Wednesday 16 April 2014

Contextual Studies:working games

Just a quick subject I want to touch on which relates back to my previous post on edutainment. As pointed out Ian Bogost's book there is not just children that companies want to train , there is also a specialized type of game targets at workers, using games as a 'fun' way to train.

"The videogame Cold Stone Creamery: Stone City, Despite the relative novelty of a videogame with an ice cream viscosity model, the training outcomes described above return all benefits to the corporation, not to the worker.
Training videogames become educational when they stop enforcing a process as a set of arbitrary rules in the service of the organization and begin presenting a procedural rhetoric for the business model that the employee has been asked to work under.

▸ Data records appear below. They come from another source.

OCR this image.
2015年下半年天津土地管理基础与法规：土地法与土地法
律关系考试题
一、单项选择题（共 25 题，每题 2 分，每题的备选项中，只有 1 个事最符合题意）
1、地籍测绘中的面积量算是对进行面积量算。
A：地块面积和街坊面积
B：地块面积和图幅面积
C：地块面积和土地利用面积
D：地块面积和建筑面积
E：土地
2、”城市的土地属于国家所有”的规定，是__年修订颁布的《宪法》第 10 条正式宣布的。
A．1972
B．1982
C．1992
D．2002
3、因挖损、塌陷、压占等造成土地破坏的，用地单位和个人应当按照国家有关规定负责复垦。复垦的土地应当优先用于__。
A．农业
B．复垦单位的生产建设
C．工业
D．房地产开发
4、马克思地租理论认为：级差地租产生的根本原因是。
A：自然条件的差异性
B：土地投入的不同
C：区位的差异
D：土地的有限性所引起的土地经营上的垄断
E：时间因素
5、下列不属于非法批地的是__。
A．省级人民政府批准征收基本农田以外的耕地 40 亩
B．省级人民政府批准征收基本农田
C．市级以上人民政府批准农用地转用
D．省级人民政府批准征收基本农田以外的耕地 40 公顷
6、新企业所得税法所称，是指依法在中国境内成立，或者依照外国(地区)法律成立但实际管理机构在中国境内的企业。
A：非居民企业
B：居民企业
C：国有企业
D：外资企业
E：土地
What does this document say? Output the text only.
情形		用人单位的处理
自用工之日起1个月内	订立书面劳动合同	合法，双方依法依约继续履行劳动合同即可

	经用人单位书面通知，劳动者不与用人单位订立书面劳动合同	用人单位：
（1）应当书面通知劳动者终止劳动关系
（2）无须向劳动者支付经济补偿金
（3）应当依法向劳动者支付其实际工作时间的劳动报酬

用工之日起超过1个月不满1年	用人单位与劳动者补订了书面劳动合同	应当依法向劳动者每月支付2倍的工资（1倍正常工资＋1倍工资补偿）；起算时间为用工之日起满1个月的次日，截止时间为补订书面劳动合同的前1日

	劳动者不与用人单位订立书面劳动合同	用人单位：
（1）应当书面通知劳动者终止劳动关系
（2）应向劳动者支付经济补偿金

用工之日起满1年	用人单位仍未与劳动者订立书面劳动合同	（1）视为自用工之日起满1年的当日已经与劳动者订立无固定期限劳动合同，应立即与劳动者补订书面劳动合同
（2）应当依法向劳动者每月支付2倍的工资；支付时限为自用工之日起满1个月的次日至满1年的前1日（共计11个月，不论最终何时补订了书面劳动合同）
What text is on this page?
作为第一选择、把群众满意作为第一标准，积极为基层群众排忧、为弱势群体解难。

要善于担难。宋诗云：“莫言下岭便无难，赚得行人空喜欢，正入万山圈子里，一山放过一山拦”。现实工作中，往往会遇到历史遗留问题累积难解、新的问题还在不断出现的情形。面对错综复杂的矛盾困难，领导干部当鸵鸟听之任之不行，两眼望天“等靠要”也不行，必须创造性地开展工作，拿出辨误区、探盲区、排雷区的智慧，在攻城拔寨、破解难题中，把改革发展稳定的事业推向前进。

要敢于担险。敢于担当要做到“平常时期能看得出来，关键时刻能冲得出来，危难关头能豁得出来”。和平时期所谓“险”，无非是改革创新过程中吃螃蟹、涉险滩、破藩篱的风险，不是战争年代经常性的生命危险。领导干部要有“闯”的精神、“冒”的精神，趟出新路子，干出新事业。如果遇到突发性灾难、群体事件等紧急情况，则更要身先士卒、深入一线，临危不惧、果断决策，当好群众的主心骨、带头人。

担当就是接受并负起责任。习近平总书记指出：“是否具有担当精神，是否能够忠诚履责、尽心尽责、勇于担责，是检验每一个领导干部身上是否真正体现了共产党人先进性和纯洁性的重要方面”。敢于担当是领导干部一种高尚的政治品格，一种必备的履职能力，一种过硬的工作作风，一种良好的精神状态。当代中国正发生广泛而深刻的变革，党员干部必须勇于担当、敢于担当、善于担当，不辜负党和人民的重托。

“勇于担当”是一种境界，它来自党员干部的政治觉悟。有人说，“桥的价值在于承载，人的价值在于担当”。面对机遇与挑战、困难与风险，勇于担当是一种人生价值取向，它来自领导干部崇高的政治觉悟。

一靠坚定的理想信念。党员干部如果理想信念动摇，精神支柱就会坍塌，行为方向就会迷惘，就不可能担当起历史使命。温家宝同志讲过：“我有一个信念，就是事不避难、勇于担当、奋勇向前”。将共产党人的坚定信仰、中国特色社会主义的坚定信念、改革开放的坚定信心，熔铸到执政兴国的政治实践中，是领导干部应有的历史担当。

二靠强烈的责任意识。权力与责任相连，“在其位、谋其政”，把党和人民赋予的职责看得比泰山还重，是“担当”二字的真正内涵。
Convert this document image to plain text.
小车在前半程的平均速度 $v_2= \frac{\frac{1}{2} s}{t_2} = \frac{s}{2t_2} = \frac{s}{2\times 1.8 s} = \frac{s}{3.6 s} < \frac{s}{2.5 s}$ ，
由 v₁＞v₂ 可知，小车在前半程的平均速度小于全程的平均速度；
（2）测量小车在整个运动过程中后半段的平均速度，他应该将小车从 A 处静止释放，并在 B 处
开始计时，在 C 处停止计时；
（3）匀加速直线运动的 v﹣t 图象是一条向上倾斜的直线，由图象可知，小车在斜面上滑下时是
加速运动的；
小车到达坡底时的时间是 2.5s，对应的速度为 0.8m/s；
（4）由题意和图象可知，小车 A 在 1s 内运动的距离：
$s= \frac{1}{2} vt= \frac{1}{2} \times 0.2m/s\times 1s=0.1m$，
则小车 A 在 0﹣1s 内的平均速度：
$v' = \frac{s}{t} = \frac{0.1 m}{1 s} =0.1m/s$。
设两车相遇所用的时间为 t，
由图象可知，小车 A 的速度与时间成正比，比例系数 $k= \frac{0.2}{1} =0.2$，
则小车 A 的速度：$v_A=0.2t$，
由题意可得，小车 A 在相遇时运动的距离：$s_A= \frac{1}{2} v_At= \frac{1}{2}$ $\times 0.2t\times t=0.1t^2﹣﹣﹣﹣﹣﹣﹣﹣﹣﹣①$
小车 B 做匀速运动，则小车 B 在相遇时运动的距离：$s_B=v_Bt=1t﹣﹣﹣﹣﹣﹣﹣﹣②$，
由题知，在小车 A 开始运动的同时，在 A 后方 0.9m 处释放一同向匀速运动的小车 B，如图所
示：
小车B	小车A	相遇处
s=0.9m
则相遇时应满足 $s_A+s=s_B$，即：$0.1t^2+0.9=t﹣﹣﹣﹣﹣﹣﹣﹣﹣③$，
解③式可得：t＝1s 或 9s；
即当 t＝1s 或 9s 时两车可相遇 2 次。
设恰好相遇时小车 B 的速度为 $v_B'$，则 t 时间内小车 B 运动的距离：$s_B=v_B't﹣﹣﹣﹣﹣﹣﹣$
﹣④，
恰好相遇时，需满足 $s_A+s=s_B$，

Laurel Althusser points out that schools teach hierarchy and consumerism; schools are necessary in order to release parents into the working world, where they contribute to the gross domestic product while taking on greater and greater debt that perpetuates their need to conform in the role of complacent citizen.


It is starting to become clear to me that serious games and casual games alike can be potentially telling us that we must be a specific way in life to be considered successful. In this game you must not think of yourself but about the company and the customers needs constantly and that portion sizes of ice cream can result in the company losing/gaining money or a customer being happy/angry at you, in other words they want you to please everyone without any thoughts about yourself.